Resilient consumption and easing property gains send mixed signals for rates outlook
Household spending in Australia rose again in November even as signs of a slowing housing market continued to build.
The Australian Bureau of Statistics’ (ABS) monthly household spending indicator increased by 1% in November, following an upwardly revised 1.4% gain in October. That marks the first time since 2022 that monthly spending has recorded consecutive rises above 1%. Annual growth in household outlays picked up to 6.3% year on year.

According to the latest Economic Update from ANZ, the upside surprise was stronger than market expectations and was driven in large part by Black Friday discounting and large-scale entertainment and sporting events late in the year.
“Growth in household spending was broad, with eight of the nine spending categories rising in November,” said Tom Lay, ABS head of business statistics.
Services lead spending gains
Services consumption was the main driver of November’s increase, with services spending up 1.2% month on month and 7.8% over the year. Outlays on recreation and culture, hospitality and transport all grew by more than 1% over the month, while health spending also rose, albeit more modestly.
Goods spending climbed 0.9% in November and is now 4.9% higher than a year earlier, although this was weaker than October’s 1.9% jump, reflecting heavy discounting that started earlier in the season. Spending on furnishings, household equipment, and clothing and footwear all posted gains of at least 2% over the month, while food spending rose and alcohol and tobacco outlays declined.
Discretionary spending grew 1.2% in November, softer than October’s 1.7% increase, while essential spending rose 0.7%. On an annual basis, the gap between discretionary and essential spending growth continues to narrow.

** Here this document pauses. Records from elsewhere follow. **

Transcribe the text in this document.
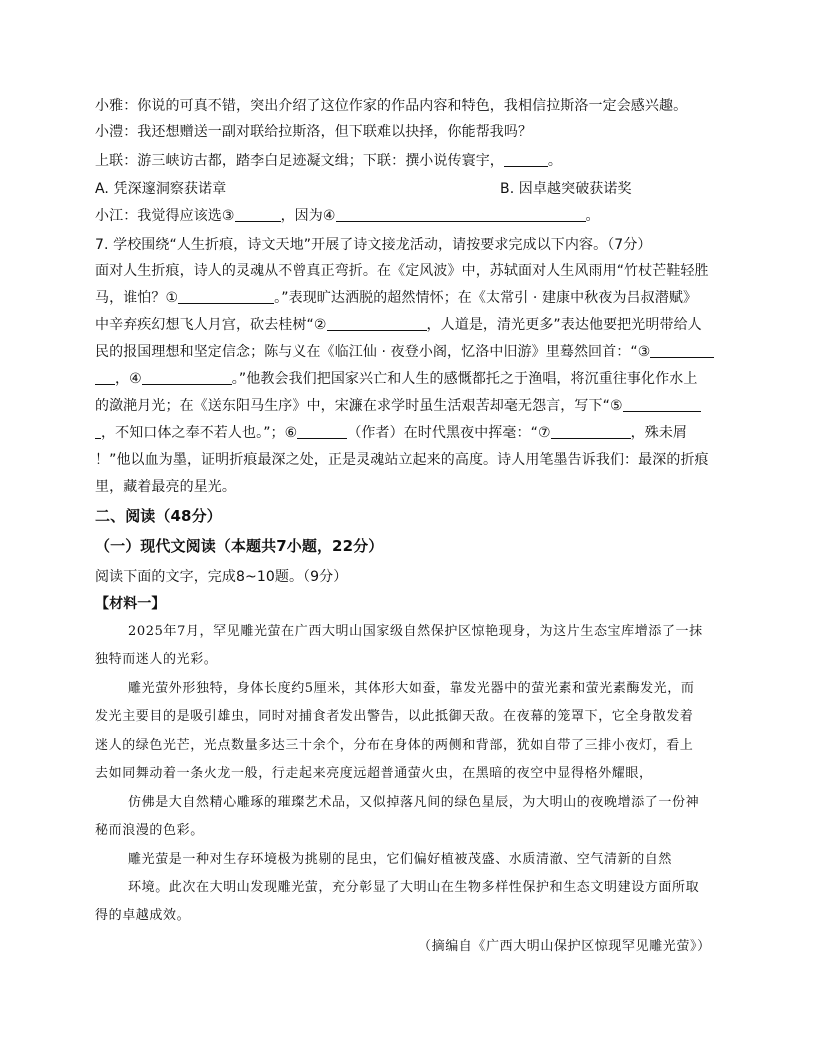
小雅：你说的可真不错，突出介绍了这位作家的作品内容和特色，我相信拉斯洛一定会感兴趣。
小澧：我还想赠送一副对联给拉斯洛，但下联难以抉择，你能帮我吗？
上联：游三峡访古都，踏李白足迹凝文缉；下联：撰小说传寰宇，	。
A. 凭深邃洞察获诺章	B. 因卓越突破获诺奖
小江：我觉得应该选③	，因为④	。
7. 学校围绕“人生折痕，诗文天地”开展了诗文接龙活动，请按要求完成以下内容。（7分）
面对人生折痕，诗人的灵魂从不曾真正弯折。在《定风波》中，苏轼面对人生风雨用“竹杖芒鞋轻胜
马，谁怕？①	。”表现旷达洒脱的超然情怀；在《太常引 · 建康中秋夜为吕叔潜赋》
中辛弃疾幻想飞人月宫，砍去桂树“②	，人道是，清光更多”表达他要把光明带给人
民的报国理想和坚定信念；陈与义在《临江仙 · 夜登小阁，忆洛中旧游》里蓦然回首：“③
，④	。”他教会我们把国家兴亡和人生的感慨都托之于渔唱，将沉重往事化作水上
的潋滟月光；在《送东阳马生序》中，宋濂在求学时虽生活艰苦却毫无怨言，写下“⑤
，不知口体之奉不若人也。”；⑥	（作者）在时代黑夜中挥毫：“⑦	，殊未屑
！”他以血为墨，证明折痕最深之处，正是灵魂站立起来的高度。诗人用笔墨告诉我们：最深的折痕
里，藏着最亮的星光。
二、阅读（48分）
（一）现代文阅读（本题共7小题，22分）
阅读下面的文字，完成8~10题。（9分）
【材料一】
2025年7月，罕见雕光萤在广西大明山国家级自然保护区惊艳现身，为这片生态宝库增添了一抹
独特而迷人的光彩。
雕光萤外形独特，身体长度约5厘米，其体形大如蚕，靠发光器中的萤光素和萤光素酶发光，而
发光主要目的是吸引雄虫，同时对捕食者发出警告，以此抵御天敌。在夜幕的笼罩下，它全身散发着
迷人的绿色光芒，光点数量多达三十余个，分布在身体的两侧和背部，犹如自带了三排小夜灯，看上
去如同舞动着一条火龙一般，行走起来亮度远超普通萤火虫，在黑暗的夜空中显得格外耀眼，
仿佛是大自然精心雕琢的璀璨艺术品，又似掉落凡间的绿色星辰，为大明山的夜晚增添了一份神
秘而浪漫的色彩。
雕光萤是一种对生存环境极为挑剔的昆虫，它们偏好植被茂盛、水质清澈、空气清新的自然
环境。此次在大明山发现雕光萤，充分彰显了大明山在生物多样性保护和生态文明建设方面所取
得的卓越成效。
（摘编自《广西大明山保护区惊现罕见雕光萤》）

Housing market loses momentum
In contrast to robust consumption, ANZ highlighted clearer evidence of a loss of momentum in the housing market, framing property as an “interest rate sensitive leading indicator” for broader economic conditions.
Capital city dwelling values increased 0.5% in December – the smallest monthly rise since April. Auction clearance rates have been easing since September and are now at their lowest levels since early 2025.
Price movements were uneven across the capitals. Adelaide, Perth, Darwin and Brisbane each recorded monthly gains above 1.5%, while both Sydney and Melbourne posted their first price falls since January 2025, with values in both cities slipping 0.1% over the month.
ANZ linked this divergence largely to differences in supply, with smaller capitals still facing low listings, while new listings in Sydney and Melbourne sat around 10% above their 10‑year December averages.
Price growth remains strongest in the middle and lower price quartiles, where values rose around 1% over the month, compared with flat prices in the top quartile. ANZ suggested this pattern may be partly associated with the expansion of the 5% Deposit Scheme, which supports lower-deposit borrowers in entering the market.
Building approvals posted a strong rebound in November, rising 15.2% month on month after a 6.1% fall in October. The turnaround was driven by a 34.1% surge in private sector unit and townhouse approvals.